There's a detailed guide in the docs outlining important information about the model class, how it fits in the library and the steps to take to add a model. Let us know if there's anything which is unclear or you hit a blocker. Looking forward to seeing the PR! 🤗
@sushmanthreddy I don't know if you are still planning to work on this model, but if not, I would be glad to contribute on my side 🤗!
Please let me know if working on this issue is still in your plans 🙂!
@youssefadr Sorry, I am busy with my google summer of code work...couldn't contribute much you can go ahead and contribute to it
Hello @youssefadr are you going to take on the work of adding this model in? I'd be happy to collaborate or take this task on
@sushmanthreddy Okay, thank you and good luck with your Google program!
@jprivera44 Hello! Yes, I am going to open a draft PR this week, do not hesitate to collaborate!

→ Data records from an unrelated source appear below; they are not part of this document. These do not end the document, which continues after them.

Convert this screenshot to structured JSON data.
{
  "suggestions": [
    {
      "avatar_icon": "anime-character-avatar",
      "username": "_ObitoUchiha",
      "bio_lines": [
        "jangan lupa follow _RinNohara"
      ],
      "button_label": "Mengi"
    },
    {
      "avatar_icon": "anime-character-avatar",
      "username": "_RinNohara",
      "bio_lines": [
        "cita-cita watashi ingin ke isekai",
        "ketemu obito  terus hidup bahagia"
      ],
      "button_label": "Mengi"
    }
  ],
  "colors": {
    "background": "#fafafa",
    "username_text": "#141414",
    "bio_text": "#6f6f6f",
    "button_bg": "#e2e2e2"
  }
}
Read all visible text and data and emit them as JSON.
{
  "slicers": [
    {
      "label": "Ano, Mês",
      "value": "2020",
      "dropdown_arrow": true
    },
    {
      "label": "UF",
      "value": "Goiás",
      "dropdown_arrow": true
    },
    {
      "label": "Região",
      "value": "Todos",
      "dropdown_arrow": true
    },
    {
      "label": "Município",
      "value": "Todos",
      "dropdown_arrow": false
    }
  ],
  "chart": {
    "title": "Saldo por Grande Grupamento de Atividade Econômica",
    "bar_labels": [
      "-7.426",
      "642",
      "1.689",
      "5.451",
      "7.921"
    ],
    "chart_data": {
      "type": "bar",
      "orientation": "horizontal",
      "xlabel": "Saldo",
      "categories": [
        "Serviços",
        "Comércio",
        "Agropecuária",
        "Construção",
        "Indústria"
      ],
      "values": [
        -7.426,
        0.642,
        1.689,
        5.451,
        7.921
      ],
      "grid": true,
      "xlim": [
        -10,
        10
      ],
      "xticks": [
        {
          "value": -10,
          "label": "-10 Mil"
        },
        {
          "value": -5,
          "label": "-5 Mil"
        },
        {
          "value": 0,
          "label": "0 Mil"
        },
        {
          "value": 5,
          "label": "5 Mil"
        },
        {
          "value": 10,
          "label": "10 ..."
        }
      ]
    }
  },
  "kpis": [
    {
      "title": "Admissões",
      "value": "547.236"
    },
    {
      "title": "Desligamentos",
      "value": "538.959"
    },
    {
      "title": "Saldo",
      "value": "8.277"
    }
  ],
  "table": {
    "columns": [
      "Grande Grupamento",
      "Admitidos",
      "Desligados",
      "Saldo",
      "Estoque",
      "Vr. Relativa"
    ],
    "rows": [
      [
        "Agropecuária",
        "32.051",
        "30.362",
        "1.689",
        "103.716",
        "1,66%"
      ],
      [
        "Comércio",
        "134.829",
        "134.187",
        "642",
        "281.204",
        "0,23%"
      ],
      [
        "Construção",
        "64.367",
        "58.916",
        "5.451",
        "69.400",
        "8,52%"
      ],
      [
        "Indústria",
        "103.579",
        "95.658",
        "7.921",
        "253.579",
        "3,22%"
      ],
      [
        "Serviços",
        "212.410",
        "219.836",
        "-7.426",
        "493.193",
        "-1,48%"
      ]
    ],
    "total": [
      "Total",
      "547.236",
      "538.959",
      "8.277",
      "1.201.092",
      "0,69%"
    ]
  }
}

That's fantastic @youssefadr, do you mind adding me as a collaborator on your branch so we can plan there on which sections of LLava we are going to tackle? I've got time today to create a branch and add you there if you prefer. Excited for this :)
@amyeroberts any other suggestions on the best way to collaborate with peers on a new model such as this? I read through the suggestions and I appreciate the philosophy of transformers.
@jprivera44 @youssefadr - great to hear that you're both keen to work on this model!
The main piece of advice I have if you're both collaborating on a PR is to make sure that it's clear who is working on what and when - you don't want to find out that one piece has been implemented twice! If working on the same branch, make sure not to force push as well :)
Thanks @amyeroberts, I'm waiting for the approval for the LLaMA weights from Meta at the moment do you know if there is any way to speed up that process?
@youssefadr hey nice job with the pr! I noticed you added a lot of changes, are you working with the 7B, 13B, or 65B parameter count?
@jprivera44 I am planning to work with 7B parameter checkpoint. I think it would be better if we could communicate directly to better collaborate on this model together. What do you think of discussing through Discord ? Here is my username 'Youssef Adarrab#3595'
Fantastic, I'll reach out to you on discord.